Jury finds hospital accountable for little boy’s disability

Cerebral palsy is a motor condition that in the vast majority of cases is caused by injuries suffered by a child during pregnancy or birth. The condition may not be diagnosed for months or even years, but most children are diagnosed at a young age. The types of brain injury that lead to cerebral palsy occur under a variety of circumstances, and it is important that parents of children with cerebral palsy understand what led to the disability.

Pennsylvania parents will be interested in one family’s struggle after a hospital failed to treat a little boy for a severe case of jaundice. In most cases, jaundice is mild, but it still requires treatment. The mother even complained about her newborn’s yellowing skin, but the hospital sent them on their way.

After the little boy began vomiting, his parents took him to a different hospital where he was correctly diagnosed with hyperbilirubinemia — a severe type of jaundice that can lead to cerebral palsy.

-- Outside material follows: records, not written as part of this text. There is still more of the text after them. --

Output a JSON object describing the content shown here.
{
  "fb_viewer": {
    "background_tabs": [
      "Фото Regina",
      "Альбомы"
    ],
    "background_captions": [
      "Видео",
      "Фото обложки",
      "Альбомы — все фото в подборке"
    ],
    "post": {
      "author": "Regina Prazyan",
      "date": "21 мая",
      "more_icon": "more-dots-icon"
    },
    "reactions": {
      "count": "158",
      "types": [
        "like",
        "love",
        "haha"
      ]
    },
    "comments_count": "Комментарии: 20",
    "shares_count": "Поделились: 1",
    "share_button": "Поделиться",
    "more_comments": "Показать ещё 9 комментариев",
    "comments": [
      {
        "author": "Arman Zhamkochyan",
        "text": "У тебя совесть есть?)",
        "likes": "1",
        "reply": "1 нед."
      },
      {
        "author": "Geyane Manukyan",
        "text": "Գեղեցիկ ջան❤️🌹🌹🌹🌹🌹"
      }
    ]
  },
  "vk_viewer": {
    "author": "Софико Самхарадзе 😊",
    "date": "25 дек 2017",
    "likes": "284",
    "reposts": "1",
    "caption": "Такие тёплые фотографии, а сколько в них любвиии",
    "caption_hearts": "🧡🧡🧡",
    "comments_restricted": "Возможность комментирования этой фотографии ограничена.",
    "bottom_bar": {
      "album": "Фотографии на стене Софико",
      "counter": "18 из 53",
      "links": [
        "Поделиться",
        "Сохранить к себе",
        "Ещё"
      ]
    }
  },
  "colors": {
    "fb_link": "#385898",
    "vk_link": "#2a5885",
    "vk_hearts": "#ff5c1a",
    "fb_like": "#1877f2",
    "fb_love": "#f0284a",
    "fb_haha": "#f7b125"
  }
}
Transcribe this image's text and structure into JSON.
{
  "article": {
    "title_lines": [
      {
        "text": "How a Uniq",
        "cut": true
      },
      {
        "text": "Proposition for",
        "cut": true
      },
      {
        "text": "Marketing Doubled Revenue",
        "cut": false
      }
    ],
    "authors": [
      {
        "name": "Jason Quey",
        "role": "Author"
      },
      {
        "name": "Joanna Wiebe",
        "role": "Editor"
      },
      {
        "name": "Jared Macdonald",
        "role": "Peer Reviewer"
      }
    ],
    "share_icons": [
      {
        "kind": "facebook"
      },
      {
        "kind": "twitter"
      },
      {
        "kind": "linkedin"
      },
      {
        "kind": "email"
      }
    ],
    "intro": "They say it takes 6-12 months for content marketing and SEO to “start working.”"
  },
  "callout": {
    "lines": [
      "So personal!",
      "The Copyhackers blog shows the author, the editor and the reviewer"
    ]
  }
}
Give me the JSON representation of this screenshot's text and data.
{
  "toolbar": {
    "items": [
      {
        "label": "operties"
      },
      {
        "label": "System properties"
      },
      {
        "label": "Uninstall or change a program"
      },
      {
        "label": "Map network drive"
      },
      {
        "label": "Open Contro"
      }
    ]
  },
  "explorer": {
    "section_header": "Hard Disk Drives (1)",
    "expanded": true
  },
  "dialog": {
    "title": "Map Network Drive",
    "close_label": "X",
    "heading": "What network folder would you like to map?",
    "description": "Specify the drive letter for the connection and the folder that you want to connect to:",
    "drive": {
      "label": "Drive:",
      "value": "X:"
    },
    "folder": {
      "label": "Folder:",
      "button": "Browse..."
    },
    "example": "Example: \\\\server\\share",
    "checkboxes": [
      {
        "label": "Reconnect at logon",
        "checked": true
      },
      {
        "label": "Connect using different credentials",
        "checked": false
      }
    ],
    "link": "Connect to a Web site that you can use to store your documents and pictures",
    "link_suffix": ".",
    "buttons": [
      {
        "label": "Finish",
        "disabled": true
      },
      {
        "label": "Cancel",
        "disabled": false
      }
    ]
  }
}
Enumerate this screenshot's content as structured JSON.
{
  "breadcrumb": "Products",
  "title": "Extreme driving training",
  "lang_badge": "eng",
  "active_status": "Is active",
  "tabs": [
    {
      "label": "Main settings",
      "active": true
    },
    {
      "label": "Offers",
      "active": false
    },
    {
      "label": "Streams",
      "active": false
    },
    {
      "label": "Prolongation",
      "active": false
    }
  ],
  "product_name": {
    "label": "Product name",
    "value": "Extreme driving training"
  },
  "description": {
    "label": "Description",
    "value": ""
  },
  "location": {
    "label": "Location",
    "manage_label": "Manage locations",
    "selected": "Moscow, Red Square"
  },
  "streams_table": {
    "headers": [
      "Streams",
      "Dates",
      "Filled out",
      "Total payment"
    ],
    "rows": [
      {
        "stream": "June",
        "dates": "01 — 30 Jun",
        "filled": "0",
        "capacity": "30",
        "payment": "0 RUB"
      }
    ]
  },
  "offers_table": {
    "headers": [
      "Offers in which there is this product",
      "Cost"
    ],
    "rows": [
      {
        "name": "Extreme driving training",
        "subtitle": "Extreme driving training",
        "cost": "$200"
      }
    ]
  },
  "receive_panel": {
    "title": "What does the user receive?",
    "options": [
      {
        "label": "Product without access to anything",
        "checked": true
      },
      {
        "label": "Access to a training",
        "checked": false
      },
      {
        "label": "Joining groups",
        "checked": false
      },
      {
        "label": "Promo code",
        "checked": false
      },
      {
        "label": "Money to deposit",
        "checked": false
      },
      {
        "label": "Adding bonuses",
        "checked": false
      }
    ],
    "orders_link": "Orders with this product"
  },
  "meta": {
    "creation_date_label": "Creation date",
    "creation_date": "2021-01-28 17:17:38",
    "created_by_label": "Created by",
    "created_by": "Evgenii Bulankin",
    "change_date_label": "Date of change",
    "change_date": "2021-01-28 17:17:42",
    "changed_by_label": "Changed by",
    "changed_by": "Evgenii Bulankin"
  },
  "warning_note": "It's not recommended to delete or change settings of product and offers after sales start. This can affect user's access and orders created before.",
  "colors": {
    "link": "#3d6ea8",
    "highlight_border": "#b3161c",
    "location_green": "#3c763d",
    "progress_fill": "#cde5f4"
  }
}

At the second hospital, the infant underwent two blood transfusions, but sadly the jaundice had already done significant damage. Six years later, the little boy is unable to walk or talk, and his disability is permanent.

The family sued the birth hospital, which is in New York, and a jury recently found that the hospital failed to properly treat the child for jaundice. The hospital indicated that it would appeal the jury’s $25 million verdict, which is meant to help the family provide for the little boy’s 24-hour care while his mother, a healthcare worker, and his father, a cab driver, continue to work.

Parents throughout Pennsylvania know how difficult it can be to balance all of life’s challenges, and this is especially true for parents whose children have suffered a congenital injury. Knowing your legal options in these situations may be a solid step toward achieving that balance.